The Truth in Lending Act
The Truth in Lending Act (TILA) covers advertising of, and disclosure of terms for, offers of credit specifically to consumers. More particularly, the Act will only apply to a lender when:
- the lender offers or extends credit to consumers
- the lender makes those offers on a regular basis
- the credit offered is subject to a finance charge or is payable by a written agreement in more than four installments; and
- the credit offered is primarily for personal, family, or household purposes.
Extensions of credit primarily for business or commercial purposes are not covered by the Act.
The credit that terms a lender covered by the Act must disclose include:
- annual percentage rates
- finance charges
- amount financed; and
- total number of payments the customer will make in paying off a debt.
A common example of a transaction covered by the Truth in Lending Act is a family’s purchase of a new car on credit. Under TILA, the car dealership would be required to disclose the terms listed above; the dealership would also be required to provide the buyers with a TIL Disclosure Statement, which would lay out those same terms in writing. If your business involves making this kind of big-ticket, credit-based sale to consumers, you definitely should be familiar with the Truth in Lending Act.
The Equal Credit Opportunity Act
The purpose of the Equal Credit Opportunity Act (ECOA) is to prevent creditors from discriminating against certain people or businesses when they make credit decisions. Under the Act, a lender cannot discriminate on the basis of:
- national origin
- marital status
- age; or
- the receiving of public assistance.
Under the ECOA, creditors are prohibited from asking credit applicants about being widowed or divorced, and they are limited in what questions they can ask about an applicant’s spouse. A creditor also cannot impose different terms on different people based on any of the listed factors. And, when considering a credit applicant’s income, a creditor cannot “discount” income because of the applicant’s sex, or because income comes from, for example, part-time employment or social security.
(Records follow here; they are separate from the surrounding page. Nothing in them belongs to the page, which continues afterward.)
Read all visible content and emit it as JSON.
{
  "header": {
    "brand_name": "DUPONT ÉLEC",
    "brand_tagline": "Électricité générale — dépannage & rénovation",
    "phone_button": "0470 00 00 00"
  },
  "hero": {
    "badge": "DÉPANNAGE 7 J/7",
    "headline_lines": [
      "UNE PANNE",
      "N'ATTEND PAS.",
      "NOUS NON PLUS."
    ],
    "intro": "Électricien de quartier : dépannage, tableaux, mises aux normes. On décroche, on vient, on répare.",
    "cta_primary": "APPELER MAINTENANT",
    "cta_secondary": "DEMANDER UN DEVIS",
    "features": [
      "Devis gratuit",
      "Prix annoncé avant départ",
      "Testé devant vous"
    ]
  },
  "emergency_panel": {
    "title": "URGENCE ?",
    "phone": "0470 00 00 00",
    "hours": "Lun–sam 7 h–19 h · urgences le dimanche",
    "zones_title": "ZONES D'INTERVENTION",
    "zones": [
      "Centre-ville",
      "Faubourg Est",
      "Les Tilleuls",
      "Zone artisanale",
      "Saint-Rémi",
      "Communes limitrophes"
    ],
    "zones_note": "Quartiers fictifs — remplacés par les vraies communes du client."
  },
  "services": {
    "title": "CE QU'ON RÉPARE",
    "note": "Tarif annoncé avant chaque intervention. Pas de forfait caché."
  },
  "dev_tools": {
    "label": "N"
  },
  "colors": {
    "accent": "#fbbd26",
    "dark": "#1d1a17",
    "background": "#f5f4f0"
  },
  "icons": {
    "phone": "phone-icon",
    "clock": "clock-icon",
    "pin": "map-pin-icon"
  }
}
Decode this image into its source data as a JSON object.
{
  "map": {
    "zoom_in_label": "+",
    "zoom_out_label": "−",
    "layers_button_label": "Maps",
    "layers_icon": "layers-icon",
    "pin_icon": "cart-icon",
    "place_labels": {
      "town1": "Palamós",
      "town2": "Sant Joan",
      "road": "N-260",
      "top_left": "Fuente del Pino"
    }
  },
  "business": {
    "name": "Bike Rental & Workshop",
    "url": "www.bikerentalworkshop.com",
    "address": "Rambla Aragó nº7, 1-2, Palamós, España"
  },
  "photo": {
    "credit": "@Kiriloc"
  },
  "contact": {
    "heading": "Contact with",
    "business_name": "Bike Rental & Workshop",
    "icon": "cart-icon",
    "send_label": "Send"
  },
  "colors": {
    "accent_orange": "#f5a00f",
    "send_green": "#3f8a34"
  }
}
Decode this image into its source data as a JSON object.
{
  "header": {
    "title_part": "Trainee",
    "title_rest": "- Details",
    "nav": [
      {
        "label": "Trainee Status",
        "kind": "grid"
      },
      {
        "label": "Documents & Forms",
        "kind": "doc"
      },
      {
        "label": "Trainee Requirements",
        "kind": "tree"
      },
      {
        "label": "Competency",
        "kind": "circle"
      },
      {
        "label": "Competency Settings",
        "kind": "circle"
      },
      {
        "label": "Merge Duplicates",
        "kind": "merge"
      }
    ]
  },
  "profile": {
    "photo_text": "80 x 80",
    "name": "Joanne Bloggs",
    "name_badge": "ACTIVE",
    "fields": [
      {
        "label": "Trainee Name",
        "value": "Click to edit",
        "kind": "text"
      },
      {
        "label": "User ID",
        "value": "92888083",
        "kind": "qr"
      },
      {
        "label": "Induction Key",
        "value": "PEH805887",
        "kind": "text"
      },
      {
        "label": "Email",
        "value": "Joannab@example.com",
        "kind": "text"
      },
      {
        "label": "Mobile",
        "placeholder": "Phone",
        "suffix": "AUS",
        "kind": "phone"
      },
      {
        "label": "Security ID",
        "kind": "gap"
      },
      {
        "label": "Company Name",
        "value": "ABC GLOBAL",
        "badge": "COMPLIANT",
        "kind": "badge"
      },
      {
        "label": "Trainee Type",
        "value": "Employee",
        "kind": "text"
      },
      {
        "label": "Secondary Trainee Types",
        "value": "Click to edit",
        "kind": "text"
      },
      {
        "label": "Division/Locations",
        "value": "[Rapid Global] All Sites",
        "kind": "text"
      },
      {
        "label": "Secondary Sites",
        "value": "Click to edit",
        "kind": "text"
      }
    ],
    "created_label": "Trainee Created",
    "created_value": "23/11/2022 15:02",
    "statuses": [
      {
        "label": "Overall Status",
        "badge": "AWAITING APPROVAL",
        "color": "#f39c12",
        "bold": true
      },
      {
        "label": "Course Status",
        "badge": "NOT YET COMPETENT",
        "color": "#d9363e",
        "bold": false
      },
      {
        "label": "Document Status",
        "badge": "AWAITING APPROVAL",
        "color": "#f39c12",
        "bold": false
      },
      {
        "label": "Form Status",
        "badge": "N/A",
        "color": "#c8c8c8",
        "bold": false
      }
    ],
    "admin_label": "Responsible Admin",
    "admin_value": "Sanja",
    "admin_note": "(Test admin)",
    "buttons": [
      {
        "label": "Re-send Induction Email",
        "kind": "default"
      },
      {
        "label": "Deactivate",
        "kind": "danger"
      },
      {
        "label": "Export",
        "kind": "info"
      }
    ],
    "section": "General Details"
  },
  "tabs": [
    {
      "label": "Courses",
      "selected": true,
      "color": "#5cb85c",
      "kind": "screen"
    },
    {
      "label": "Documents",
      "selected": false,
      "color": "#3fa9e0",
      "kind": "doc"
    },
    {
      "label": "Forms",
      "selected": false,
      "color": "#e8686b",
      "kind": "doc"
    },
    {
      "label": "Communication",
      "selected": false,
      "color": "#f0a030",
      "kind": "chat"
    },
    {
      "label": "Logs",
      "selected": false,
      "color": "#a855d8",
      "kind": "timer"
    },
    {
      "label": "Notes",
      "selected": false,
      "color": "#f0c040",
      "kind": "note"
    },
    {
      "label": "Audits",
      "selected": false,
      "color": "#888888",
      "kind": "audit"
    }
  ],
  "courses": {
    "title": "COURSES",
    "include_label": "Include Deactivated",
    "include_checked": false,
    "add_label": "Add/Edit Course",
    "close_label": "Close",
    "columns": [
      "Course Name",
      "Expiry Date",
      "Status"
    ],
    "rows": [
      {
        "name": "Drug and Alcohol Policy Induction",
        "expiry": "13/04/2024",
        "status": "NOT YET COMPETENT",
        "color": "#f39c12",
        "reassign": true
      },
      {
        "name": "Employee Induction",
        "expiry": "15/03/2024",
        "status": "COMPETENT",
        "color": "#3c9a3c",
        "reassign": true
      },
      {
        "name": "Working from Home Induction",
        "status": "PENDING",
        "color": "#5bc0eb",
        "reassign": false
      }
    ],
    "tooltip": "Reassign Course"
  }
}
Under the ECOA, if an application for credit is denied, and the applicant requests an explanation within 60 days of being notified of the denial, the creditor must provide “specific reasons” for the rejection. According to the Federal Trade Commission (FTC), a creditor’s statement that “your income was too low” or “you haven’t been employed long enough” is sufficient; however, a statement such as “you didn’t meet our minimum standards” is not sufficient.
In contrast to other important federal credit laws, the ECOA, covers not only consumer credit transactions, but also business credit transactions, at least to the extent that the latter transactions involve business or commercial loans by financial institutions.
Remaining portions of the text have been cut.